Hopelijk is ook de Euro 2024 in Duitsland een voorbode. Want de wedstrijden zijn leuk, het spel is open, er wordt volop gescoord, er zijn vele verrassingen en zowel in als buiten de stadions is er sprake van een waar voetbalfeest. Dit EK maakt bovendien duidelijk dat toernooien als deze moeten worden georganiseerd in échte voetballanden en dat we ver weg moeten blijven van dubieuze schurkenstaten als Qatar en Saoedi-Arabië.

Er is in Duitsland eigenlijk maar één dissonant. De VAR. De Video Assisted Referee. De verschrikkelijke VAR is hard op weg om alle spontaniteit uit het voetbal weg te zuigen. Spontaan juichen na een doelpunt is er niet meer bij. Na iedere treffer in Dortmund, Frankfurt of Hamburg zie je iedereen verschrikt kijken naar de scheidsrechter en de videoschermen in het stadion. Telt-ie? Mogen we juichen? Het zal toch niet…? Kunnen we? Gaat-ie kijken?

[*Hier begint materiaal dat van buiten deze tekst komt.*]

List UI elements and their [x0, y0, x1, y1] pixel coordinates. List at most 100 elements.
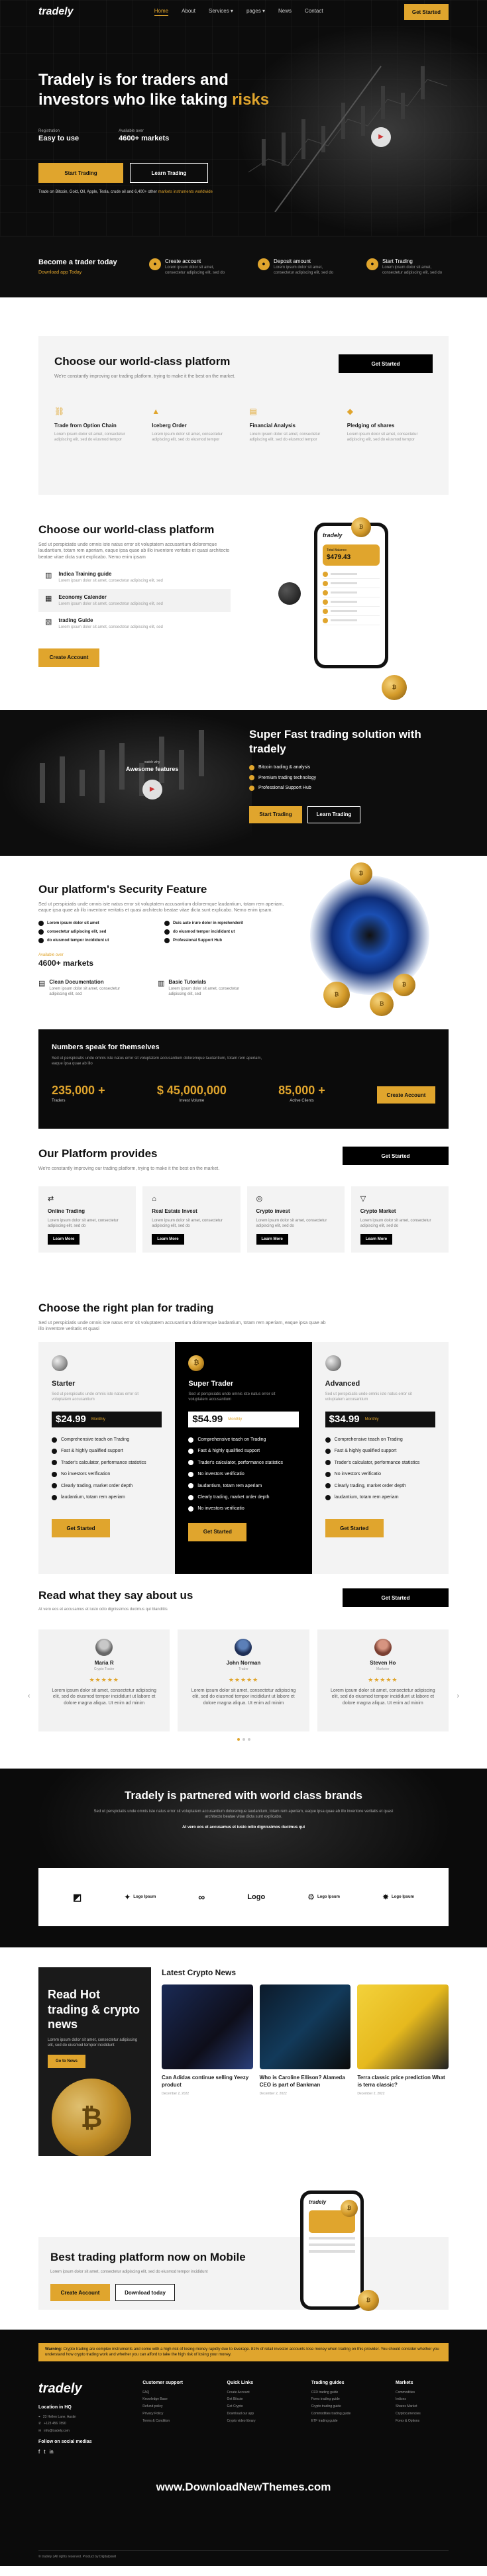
security-doc-item: ▤ Clean Documentation Lorem ipsum dolor si…	[38, 979, 138, 997]
testimonials-section: Read what they say about us At vero eos …	[0, 1588, 487, 1769]
footer-link[interactable]: ETF trading guide	[311, 2419, 378, 2424]
facebook-icon[interactable]: f	[38, 2449, 40, 2456]
carousel-prev-icon[interactable]: ‹	[28, 1692, 30, 1701]
nav-get-started-button[interactable]: Get Started	[404, 4, 449, 20]
numbers-title: Numbers speak for themselves	[52, 1043, 160, 1051]
footer-link[interactable]: FAQ	[142, 2391, 209, 2395]
hero-title: Tradely is for traders and investors who…	[38, 70, 277, 110]
learn-more-button[interactable]: Learn More	[152, 1234, 184, 1245]
learn-more-button[interactable]: Learn More	[48, 1234, 80, 1245]
platform-create-account-button[interactable]: Create Account	[38, 648, 99, 667]
carousel-next-icon[interactable]: ›	[457, 1692, 459, 1701]
numbers-create-account-button[interactable]: Create Account	[376, 1086, 435, 1104]
hero-stat-registration: Registration Easy to use	[38, 129, 79, 144]
nav-item-contact[interactable]: Contact	[305, 8, 323, 16]
footer-link[interactable]: Create Account	[227, 2391, 294, 2395]
footer-link[interactable]: Crypto video library	[227, 2419, 294, 2424]
nav-item-services[interactable]: Services ▾	[209, 8, 233, 16]
footer-link[interactable]: Get Crypto	[227, 2404, 294, 2409]
footer-link[interactable]: Cryptocurrencies	[396, 2412, 449, 2416]
news-card-title: Who is Caroline Ellison? Alameda CEO is …	[259, 2075, 345, 2088]
awesome-play-button[interactable]: ▶	[142, 779, 162, 799]
hero-stat-label: Available over	[119, 129, 144, 133]
plan-get-started-button[interactable]: Get Started	[188, 1522, 247, 1541]
step-desc: Lorem ipsum dolor sit amet, consectetur …	[274, 266, 334, 276]
footer-link[interactable]: Commodities trading guide	[311, 2412, 378, 2416]
footer-columns: tradely Location in HQ ⌖ 23 Hellen Lane, …	[38, 2380, 449, 2456]
hero-note: Trade on Bitcoin, Gold, Oil, Apple, Tesl…	[38, 189, 213, 195]
awesome-section: watch why Awesome features ▶ Super Fast …	[0, 710, 487, 856]
logo[interactable]: tradely	[38, 5, 73, 19]
nav-item-home[interactable]: Home	[154, 8, 169, 16]
bitcoin-coin-icon: ₿	[393, 974, 415, 996]
footer-link[interactable]: Crypto trading guide	[311, 2404, 378, 2409]
twitter-icon[interactable]: t	[44, 2449, 45, 2456]
bitcoin-coin-icon: ₿	[350, 862, 372, 885]
provides-get-started-button[interactable]: Get Started	[343, 1147, 449, 1165]
stat-label: Traders	[52, 1099, 66, 1104]
check-icon	[164, 929, 170, 935]
phone-row-line	[331, 582, 357, 585]
footer-link[interactable]: Get Bitcoin	[227, 2397, 294, 2402]
plan-get-started-button[interactable]: Get Started	[52, 1519, 110, 1538]
news-card[interactable]: Who is Caroline Ellison? Alameda CEO is …	[259, 1984, 351, 2096]
download-app-link[interactable]: Download app Today	[38, 270, 123, 276]
hero-note-accent[interactable]: markets instruments worldwide	[158, 190, 213, 194]
learn-more-button[interactable]: Learn More	[256, 1234, 288, 1245]
location-label: Location in HQ	[38, 2405, 72, 2410]
learn-more-button[interactable]: Learn More	[360, 1234, 393, 1245]
nav-item-news[interactable]: News	[278, 8, 292, 16]
footer-link[interactable]: Forex & Options	[396, 2419, 449, 2424]
news-card[interactable]: Can Adidas continue selling Yeezy produc…	[162, 1984, 253, 2096]
linkedin-icon[interactable]: in	[49, 2449, 53, 2456]
features-get-started-button[interactable]: Get Started	[339, 354, 433, 373]
plan-feature: laudantium, totam rem aperiam	[188, 1483, 298, 1489]
cube-illustration	[278, 582, 301, 605]
mobile-create-account-button[interactable]: Create Account	[50, 2284, 110, 2302]
news-image	[259, 1984, 351, 2070]
hero-play-button[interactable]: ▶	[371, 127, 391, 147]
footer-link[interactable]: Commodities	[396, 2391, 449, 2395]
footer-link[interactable]: Privacy Policy	[142, 2412, 209, 2416]
awesome-learn-trading-button[interactable]: Learn Trading	[307, 805, 360, 823]
platform-section: Choose our world-class platform Sed ut p…	[0, 517, 487, 710]
start-trading-button[interactable]: Start Trading	[38, 163, 123, 183]
footer-link[interactable]: Download our app	[227, 2412, 294, 2416]
footer-link[interactable]: Indices	[396, 2397, 449, 2402]
stat-value: 235,000 +	[52, 1084, 105, 1098]
learn-trading-button[interactable]: Learn Trading	[130, 163, 208, 183]
partner-logo: ✦ Logo Ipsum	[124, 1892, 156, 1902]
carousel-dot[interactable]	[247, 1738, 250, 1741]
download-today-button[interactable]: Download today	[115, 2284, 175, 2302]
plan-super-trader: ₿ Super Trader Sed ut perspiciatis unde …	[175, 1341, 312, 1574]
check-icon	[52, 1471, 57, 1477]
footer-link[interactable]: Refund policy	[142, 2404, 209, 2409]
plan-feature: No investors verificatio	[188, 1506, 298, 1512]
footer-link[interactable]: Forex trading guide	[311, 2397, 378, 2402]
carousel-dot[interactable]	[242, 1738, 245, 1741]
footer-link[interactable]: Knowledge Base	[142, 2397, 209, 2402]
footer-link[interactable]: Terms & Condition	[142, 2419, 209, 2424]
platform-list: ▥ Indica Training guide Lorem ipsum dolor…	[38, 566, 231, 635]
go-to-news-button[interactable]: Go to News	[48, 2054, 86, 2068]
news-card[interactable]: Terra classic price prediction What is t…	[357, 1984, 449, 2096]
plan-get-started-button[interactable]: Get Started	[325, 1519, 384, 1538]
phone-text[interactable]: +123 456 7890	[44, 2422, 66, 2426]
carousel-dot[interactable]	[237, 1738, 240, 1741]
check-icon	[188, 1460, 194, 1466]
address-item: ⌖ 23 Hellen Lane, Austin	[38, 2415, 125, 2420]
footer-link[interactable]: CFD trading guide	[311, 2391, 378, 2395]
partners-section: Tradely is partnered with world class br…	[0, 1769, 487, 1947]
email-text[interactable]: info@tradely.com	[44, 2429, 70, 2434]
testimonials-get-started-button[interactable]: Get Started	[343, 1588, 449, 1607]
nav-item-pages[interactable]: pages ▾	[246, 8, 265, 16]
plan-price: $34.99 Monthly	[325, 1411, 435, 1427]
footer-link[interactable]: Shares Market	[396, 2404, 449, 2409]
security-check-text: Duis aute irure dolor in reprehenderit	[173, 921, 244, 925]
provides-card-desc: Lorem ipsum dolor sit amet, consectetur …	[48, 1219, 119, 1229]
nav-item-about[interactable]: About	[182, 8, 195, 16]
phone-row-line	[309, 2243, 355, 2246]
plan-feature: Trader's calculator, performance statist…	[325, 1460, 435, 1466]
footer-logo[interactable]: tradely	[38, 2380, 125, 2398]
awesome-start-trading-button[interactable]: Start Trading	[249, 805, 302, 823]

Vooropgesteld: ik was ooit hartstikke blij met de VAR. Ik heb het fenomeen ook nog jarenlang te vuur en te zwaar verdedigd. Kinderziektes, zei ik over de aanvankelijke kritiek. Want hoe eerlijker, hoe beter, vond ik. Buitenspel is nu eenmaal buitenspel, hands in hands en rood is rood. Regels zijn, kortom, regels. De VAR was daarbij een prima hulpmiddel, en wat kon er nou op tegen zijn om een wedstrijd zo eerlijk mogelijk te laten verlopen?

Ik ben intussen op m’n schreden teruggekeerd. Net als vele anderen ben ik tot de conclusie gekomen dat de VAR gewoon niet werkt. Of misschien beter: dat de VAR en het spelletje voetbal niet bij elkaar passen. Wij mensen, lees officials, kunnen kennelijk niet omgaan met het fenomeen VAR. We zijn niet in staat om slow motion-beelden te combineren met ons nuchtere boerenverstand. We zijn er gewoon te dom voor.

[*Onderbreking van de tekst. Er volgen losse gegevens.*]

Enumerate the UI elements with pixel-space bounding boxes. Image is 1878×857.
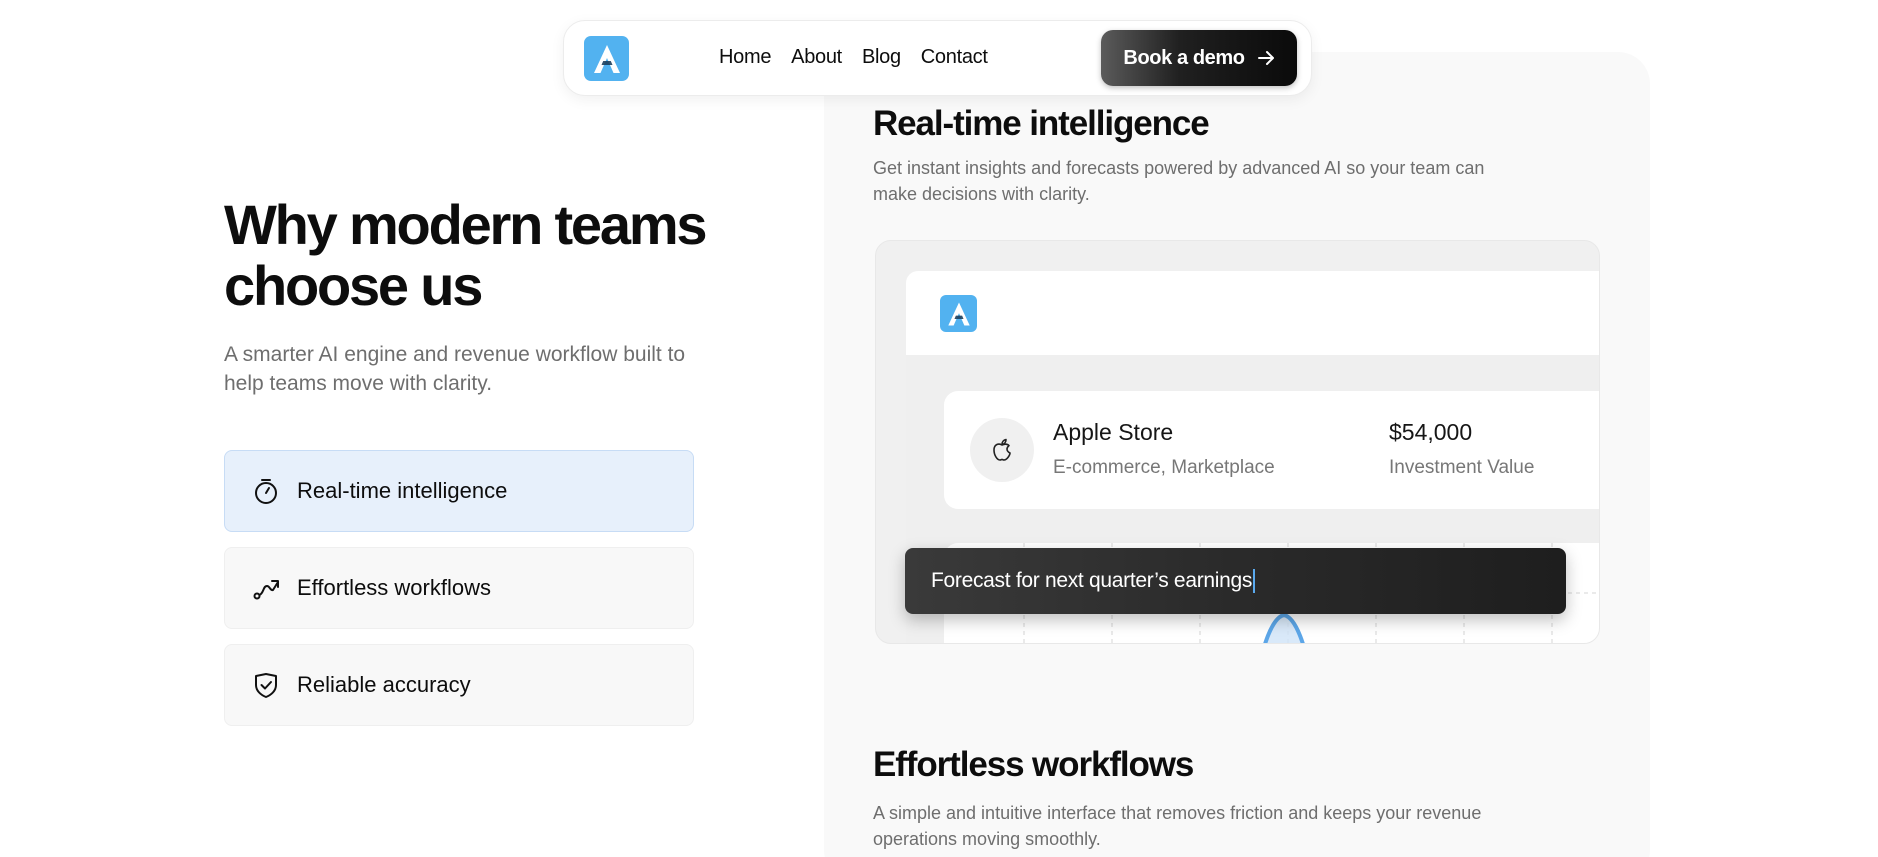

Er wordt immers al jaren geroepen: gebruik de VAR alleen maar om overduidelijke zeperds te corrigeren. Zoals die handsbal van Thierry Henry in 2009 die Ierland het WK kostte. Laat de VAR alleen beslissen over een bal die al dan niet over de lijn is, over rode kaarten en over buitenspel. Over klip en klare fouten dus. Maar dat schijnt te moeilijk te zijn. Er wordt nu vijf minuten getuurd en gesoebat of er misschien een teen of elleboog buitenspel heeft gestaan. Doelpunten worden afgekeurd omdat de chip in de bal een minuut eerder een minuscule trilling heeft vertoond.

De Belgische spits Romelu Lukaku schijnt intussen VAR-nachtmerries te hebben, maar hij is bij lange na niet de enige. Ook zaterdag in de achtste finale tussen Duitsland en Denemarken was het weer raak. Afgekeurde doelpunten, buitenspel staande teennagels en niet met het blote oog waarneembare handsballen. Zo zonde, want het doet zoveel afbreuk aan dit in alle andere opzichten geweldige toernooi. Over spelbederf gesproken.

Daarom: schaf ‘m af, die VAR. Want de VAR is kut. Het experiment heeft gefaald. Het is niks en het wordt niks. En zeg eens heel eerlijk, FC Groningen-fans: heeft er ook maar iemand van jullie het afgelopen seizoen in de KKD de VAR gemist? Nee hè? Nou dan. Afschaffen die hap.